BACKGROUND:Arteriovenous fistulae (AVF) are the gold standard for vascular access for hemodialysis. Although the vein must thicken and dilate for successful hemodialysis, excessive wall thickness leads to stenosis causing AVF failure. Since TGF-β (transforming growth factor-beta) regulates ECM (extracellular matrix) deposition and smooth muscle cell (SMC) proliferation—critical components of wall thickness—we hypothesized that disruption of TGF-β signaling prevents excessive wall thickening during venous remodeling.METHODS:A mouse aortocaval fistula model was used. SB431542—an inhibitor of TGF-β receptor I—was encapsulated in nanoparticles and applied to the AVF adventitia in C57BL/6J mice. Alternatively, AVFs were created in mice with conditional disruption of TGF-β receptors in either SMCs or endothelial cells.

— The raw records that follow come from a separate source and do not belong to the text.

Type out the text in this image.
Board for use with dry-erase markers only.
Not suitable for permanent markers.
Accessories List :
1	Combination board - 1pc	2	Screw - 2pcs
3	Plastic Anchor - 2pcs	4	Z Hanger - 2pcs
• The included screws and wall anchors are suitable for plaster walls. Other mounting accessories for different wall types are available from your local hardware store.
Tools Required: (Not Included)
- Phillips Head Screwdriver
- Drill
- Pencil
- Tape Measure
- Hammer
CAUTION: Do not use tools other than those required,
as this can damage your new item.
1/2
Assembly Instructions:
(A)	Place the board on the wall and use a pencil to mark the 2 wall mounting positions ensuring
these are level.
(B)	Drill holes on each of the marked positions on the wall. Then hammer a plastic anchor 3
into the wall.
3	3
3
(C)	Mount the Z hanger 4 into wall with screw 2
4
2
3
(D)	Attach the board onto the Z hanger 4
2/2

Doppler ultrasound was performed serially to confirm patency and to measure vessel diameters. AVFs were harvested at predetermined time points for histological and immunofluorescence analyses.RESULTS:Inhibition of TGF-β signaling with SB431542-containing nanoparticles significantly reduced p-Smad2–positive cells in the AVF wall during the early maturation phase (days 7–21) and was associated with decreased AVF wall thickness that showed both decreased collagen density and decreased SMC proliferation. SMC-specific TGF-β signaling disruption decreased collagen density but not SMC proliferation or wall thickness. Endothelial cell–specific TGF-β signaling disruption decreased both collagen density and SMC proliferation in the AVF wall and was associated with reduced wall thickness, increased outward remodeling, and improved AVF patency.CONCLUSIONS:Endothelial cell–targeted TGF-β inhibition may be a translational strategy to improve AVF patency.